Questo scriveva Alessandro Galante Garrone, storico, scrittore e magistrato italiano.
Di fatto, anche durante il ventennio fascista lo Statuto albertino continuò, almeno formalmente, ad avere vigore. Si continuò imperterriti a giurare di essere fedeli al re e ai suoi Reali Successori, e di osservare lealmente lo Statuto e le altre leggi dello Stato.
Nello Statuto albertino si trovano sancite tutte le libertà tipiche del costituzionalismo ottocentesco.: uguaglianza dei cittadini di fronte alla legge (Art. 24), libertà individuale (Art. 26), inviolabilità del domicilio (Art. 27), libertà di stampa (Art. 28), di associazione (Art. 32) diritto di proprietà (Art. 29). Il primo articolo, nonostante predicasse la tolleranza degli altri culti, proclamava, come nell’Antico Regime, il Cattolicesimo come sola religione ufficiale dello Stato. Circa la forma di governo, lo Statuto prevedeva un governo monarchico rappresentativo, quindi il potere diviso tra re e nazione, il potere legislativo esercitato dal re e dalle due Camere, quello esecutivo solo dal re tramite i ministri da lui nominati. La giustizia è emendata dal re e amministrata in suo nome dai magistrati da lui stesso nominati.
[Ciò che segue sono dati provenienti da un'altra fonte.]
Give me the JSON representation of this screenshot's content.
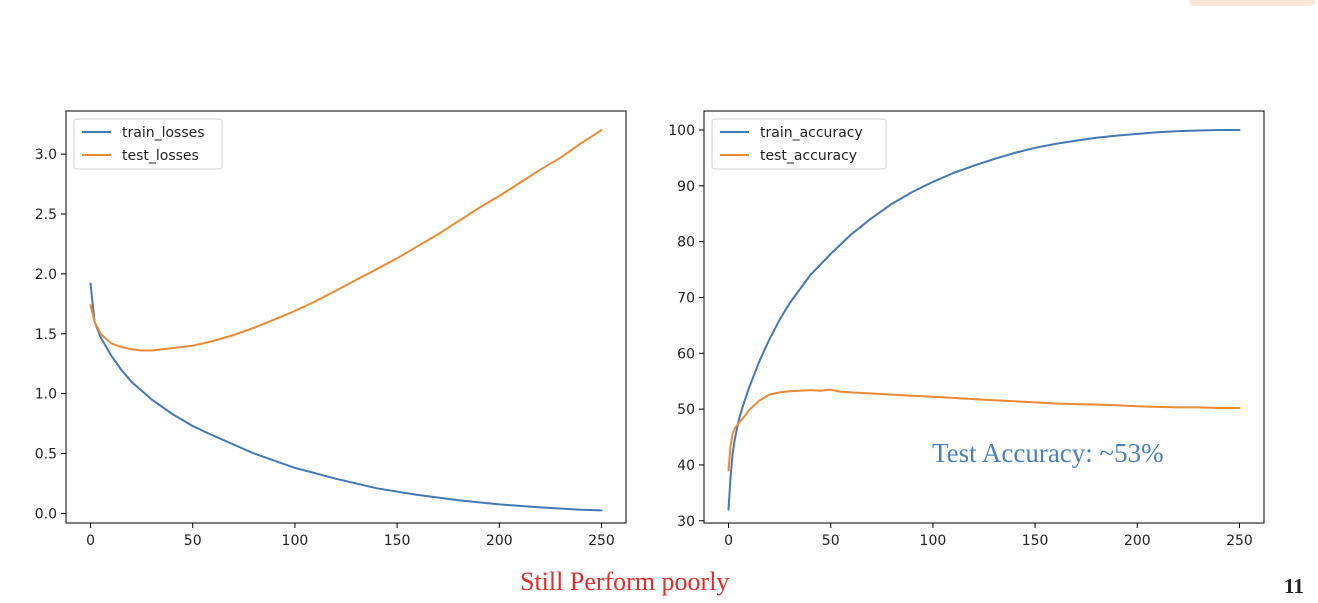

Parrebbe esercizio facile, quello di rilevare i limiti dello Statuto. Al re venivano concessi ampi poteri, e gli stessi ministri erano responsabili di fronte a lui, e non al Parlamento. Ma sono i limiti oggettivi di un sistema strettamente costituzionale e non ancora parlamentare. Fu l’opera di Cavour, dei ministri della Destra, di Depretis e di Giolitti a superare tali limiti e a dar vita, al di là di essi, a un regime parlamentare a tutti gli effetti.